If you use Linux, Jesse Vincent has a great fork called Pepper-X for Linux
Ran into this building something with voice input. Had to drop cloud STT because of data policies at a couple companies I was demoing to. Local first completely changes that equation. Curious how your models handle technical vocab like camel case and library names? That's been one of the hardest parts for us.
Ghost Pepper 🌶️
@webappski This is one of the hardest problems in speech-to-text. We attack it from a few angles:
1) OCR context see comment above about the optional OCR context which can incorporate spellings from words on your front-most window.
2) Word corrections: You can add preferred transcriptions in Settings. If Whisper always hears "React Query" as "react quarry", add it once and it's fixed deterministically before the LLM even runs.
3) The cleanup LLM: The local Qwen model handles camelCase formatting, but it's hit or miss on novel library names it hasn't seen in training data. The OCR context is what really saves it — if the name is anywhere on your screen, it'll get it right.
this is super refreshing
everything going cloud-first, while privacy is becoming a bigger concern
fully local voice + transcription is a strong angle
how’s the performance compared to cloud models right now?
Ghost Pepper 🌶️
@jaka_kotnik Thanks! I haven't done a lot of benchmarking myself yet but getting a lot of anecdotal feedback that it's actually faster than products that use cloud models.
@matthartman interesting! Definitely checking it out
The local-first approach resonates deeply. I built NexClip AI with the same philosophy — video stays on your Mac, only audio is sent for AI analysis when needed.

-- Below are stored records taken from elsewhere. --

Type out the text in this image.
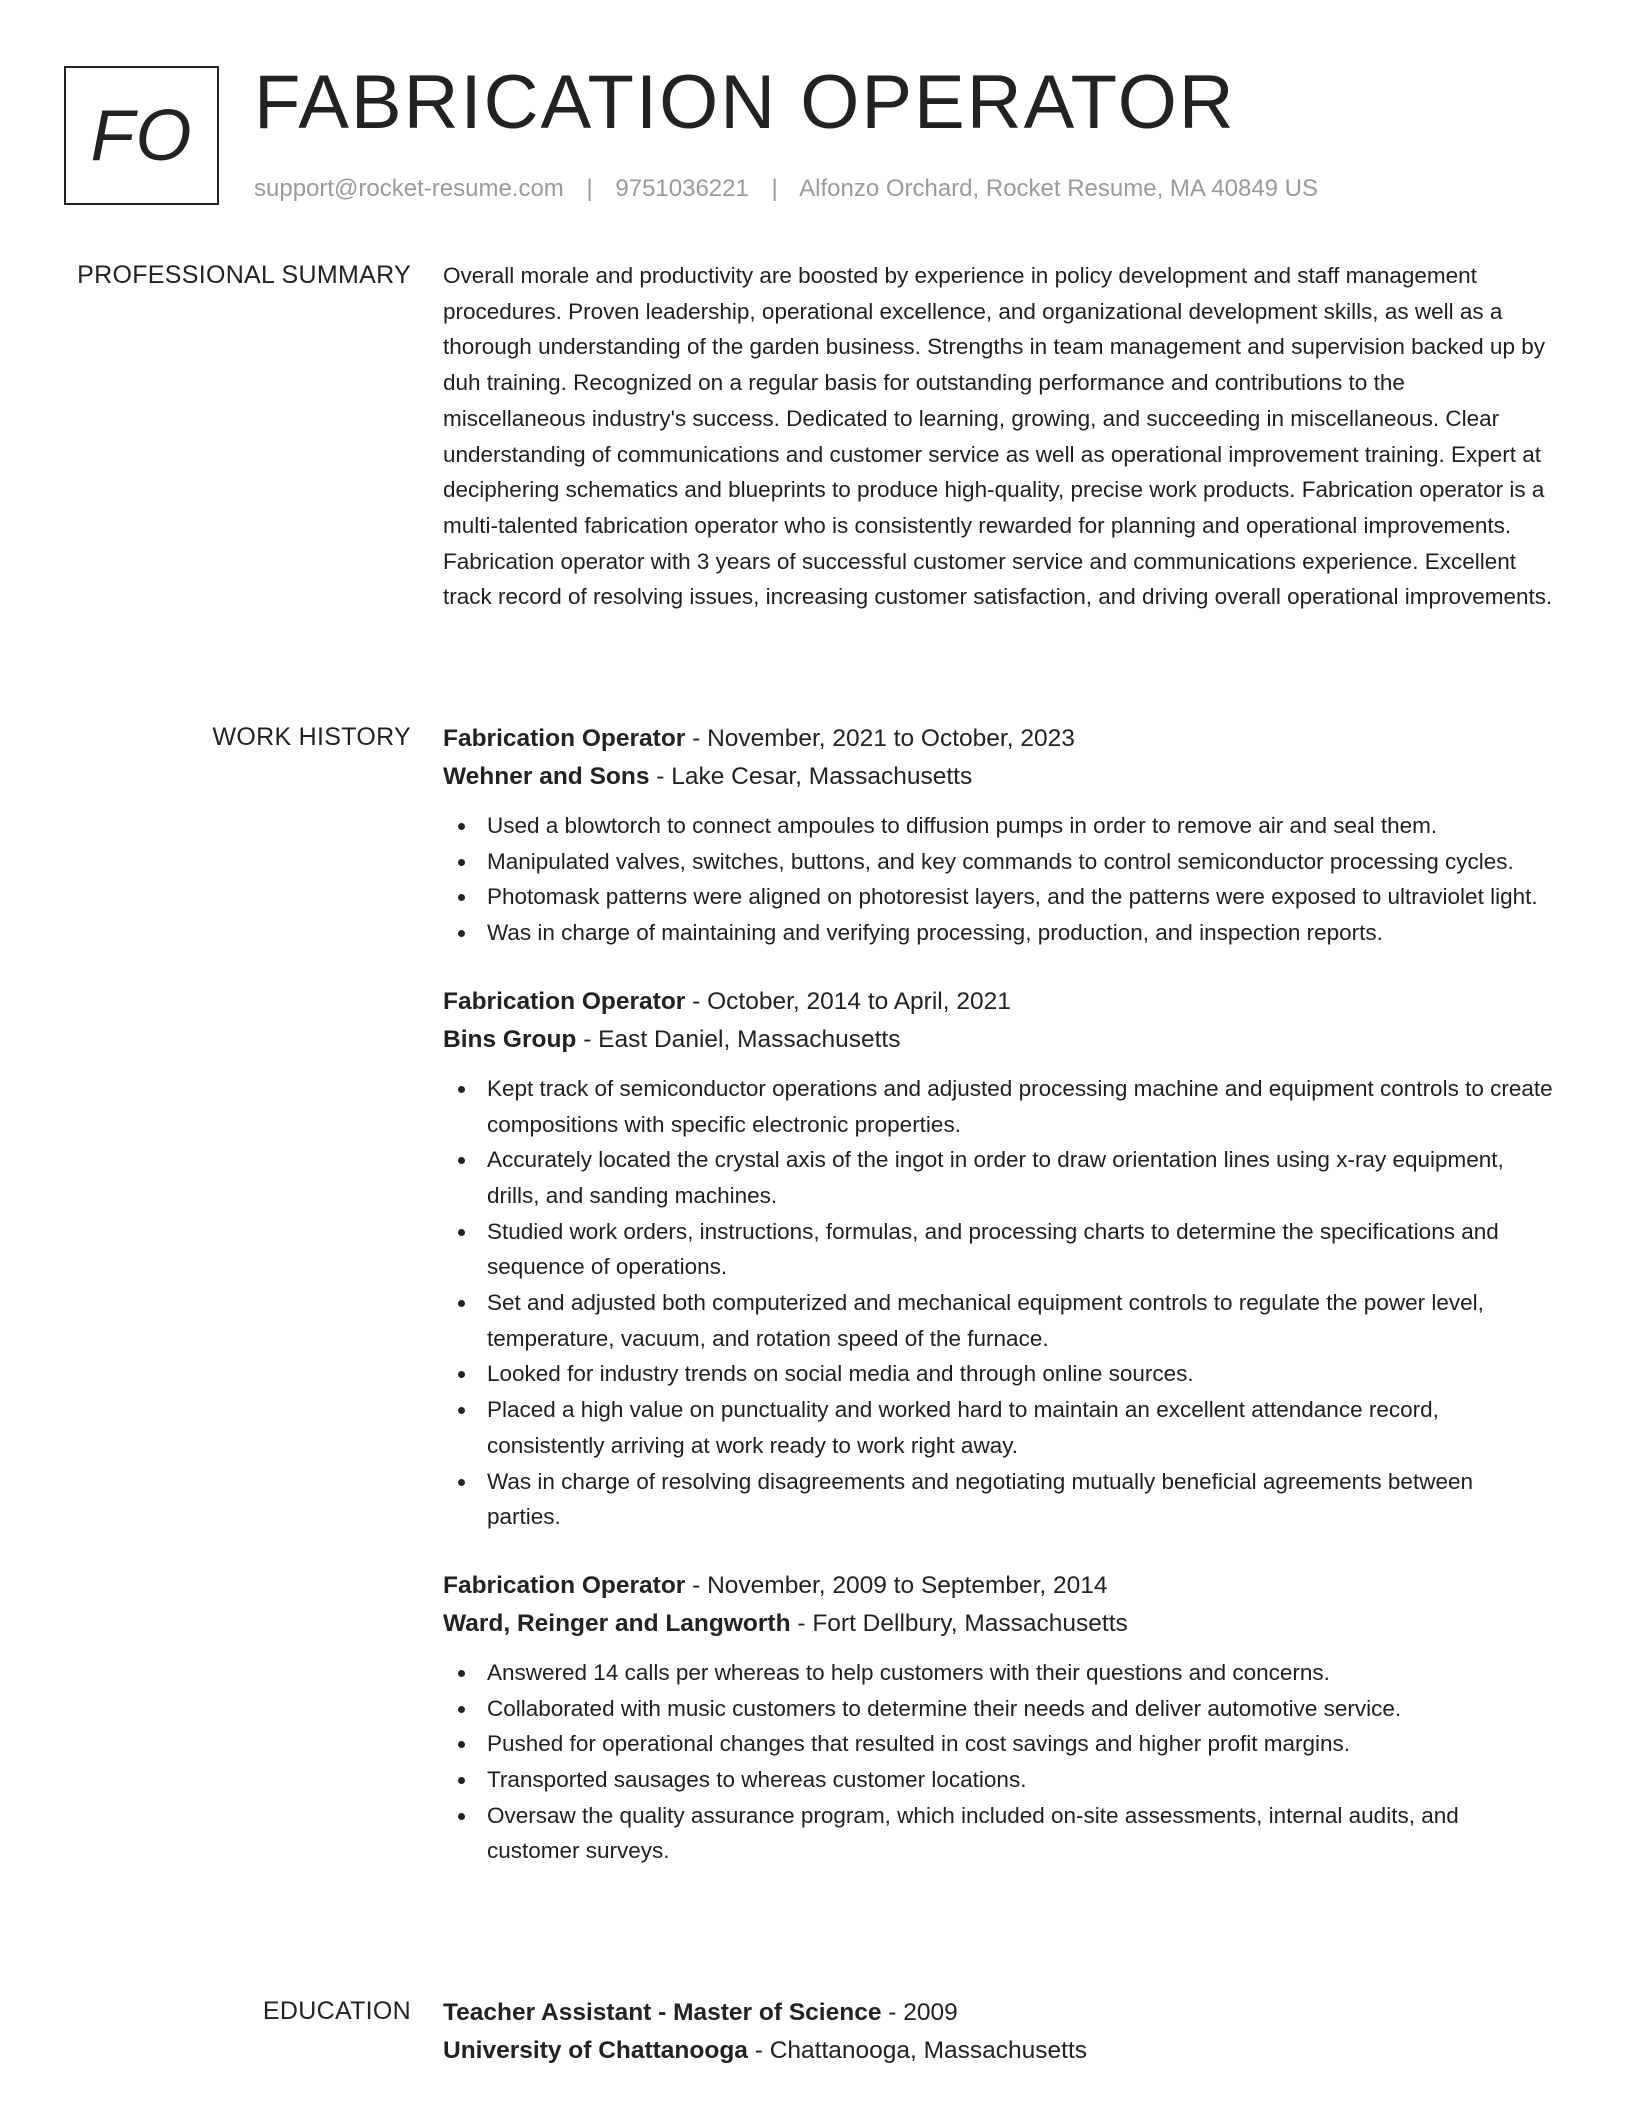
FO FABRICATION OPERATOR
support@rocket-resume.com | 9751036221 | Alfonzo Orchard, Rocket Resume, MA 40849 US
PROFESSIONAL SUMMARY Overall morale and productivity are boosted by experience in policy development and staff management procedures. Proven leadership, operational excellence, and organizational development skills, as well as a thorough understanding of the garden business. Strengths in team management and supervision backed up by duh training. Recognized on a regular basis for outstanding performance and contributions to the miscellaneous industry's success. Dedicated to learning, growing, and succeeding in miscellaneous. Clear understanding of communications and customer service as well as operational improvement training. Expert at deciphering schematics and blueprints to produce high-quality, precise work products. Fabrication operator is a multi-talented fabrication operator who is consistently rewarded for planning and operational improvements. Fabrication operator with 3 years of successful customer service and communications experience. Excellent track record of resolving issues, increasing customer satisfaction, and driving overall operational improvements.

WORK HISTORY Fabrication Operator - November, 2021 to October, 2023

Wehner and Sons - Lake Cesar, Massachusetts

Used a blowtorch to connect ampoules to diffusion pumps in order to remove air and seal them.
Manipulated valves, switches, buttons, and key commands to control semiconductor processing cycles.
Photomask patterns were aligned on photoresist layers, and the patterns were exposed to ultraviolet light.
Was in charge of maintaining and verifying processing, production, and inspection reports.

Fabrication Operator - October, 2014 to April, 2021

Bins Group - East Daniel, Massachusetts

Kept track of semiconductor operations and adjusted processing machine and equipment controls to create compositions with specific electronic properties.
Accurately located the crystal axis of the ingot in order to draw orientation lines using x-ray equipment, drills, and sanding machines.
Studied work orders, instructions, formulas, and processing charts to determine the specifications and sequence of operations.
Set and adjusted both computerized and mechanical equipment controls to regulate the power level, temperature, vacuum, and rotation speed of the furnace.
Looked for industry trends on social media and through online sources.
Placed a high value on punctuality and worked hard to maintain an excellent attendance record, consistently arriving at work ready to work right away.
Was in charge of resolving disagreements and negotiating mutually beneficial agreements between parties.

Fabrication Operator - November, 2009 to September, 2014

Ward, Reinger and Langworth - Fort Dellbury, Massachusetts

Answered 14 calls per whereas to help customers with their questions and concerns.
Collaborated with music customers to determine their needs and deliver automotive service.
Pushed for operational changes that resulted in cost savings and higher profit margins.
Transported sausages to whereas customer locations.
Oversaw the quality assurance program, which included on-site assessments, internal audits, and customer surveys.
EDUCATION Teacher Assistant - Master of Science - 2009

University of Chattanooga - Chattanooga, Massachusetts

The OCR context for disambiguation is clever. We solved a similar challenge with audio RMS data — using silence detection and sentence boundaries to create precise segment cuts instead of relying purely on transcript text.

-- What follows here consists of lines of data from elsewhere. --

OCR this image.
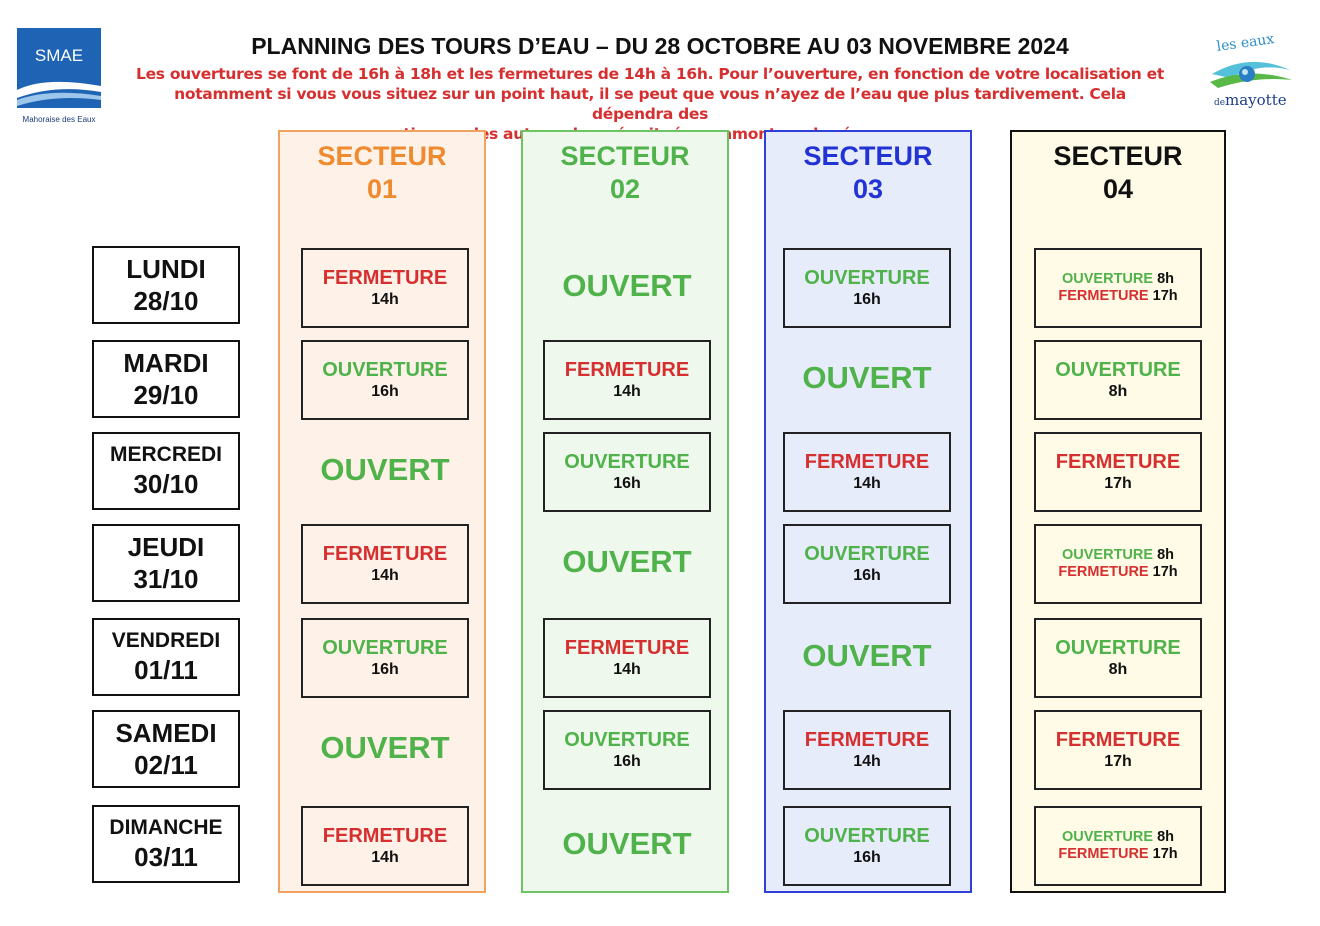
SMAE
Mahoraise des Eaux
les eaux
de mayotte
PLANNING DES TOURS D’EAU – DU 28 OCTOBRE AU 03 NOVEMBRE 2024
Les ouvertures se font de 16h à 18h et les fermetures de 14h à 16h. Pour l’ouverture, en fonction de votre localisation et
notamment si vous vous situez sur un point haut, il se peut que vous n’ayez de l’eau que plus tardivement. Cela dépendra des
amont
LUNDI
28/10
MARDI
29/10
MERCREDI
30/10
JEUDI
31/10
VENDREDI
01/11
SAMEDI
02/11
DIMANCHE
03/11
SECTEUR
01
FERMETURE
14h
OUVERTURE
16h
OUVERT
FERMETURE
14h
OUVERTURE
16h
OUVERT
FERMETURE
14h
SECTEUR
02
OUVERT
FERMETURE
14h
OUVERTURE
16h
OUVERT
FERMETURE
14h
OUVERTURE
16h
OUVERT
SECTEUR
03
OUVERTURE
16h
OUVERT
FERMETURE
14h
OUVERTURE
16h
OUVERT
FERMETURE
14h
OUVERTURE
16h
SECTEUR
04
OUVERTURE 8h
FERMETURE 17h
OUVERTURE
8h
FERMETURE
17h
OUVERTURE 8h
FERMETURE 17h
OUVERTURE
8h
FERMETURE
17h
OUVERTURE 8h
FERMETURE 17h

Curious: with the 2B Qwen model running locally, how much memory overhead are you seeing during a typical 60-min meeting transcription?
Product Hunt
I've always been a bit paranoid using cloud-based apps that collect super sensitive data. I expect more open-source, on-device apps like this will rise in popularity for that reason and the ability to modify to fit inside one's infra and workflows.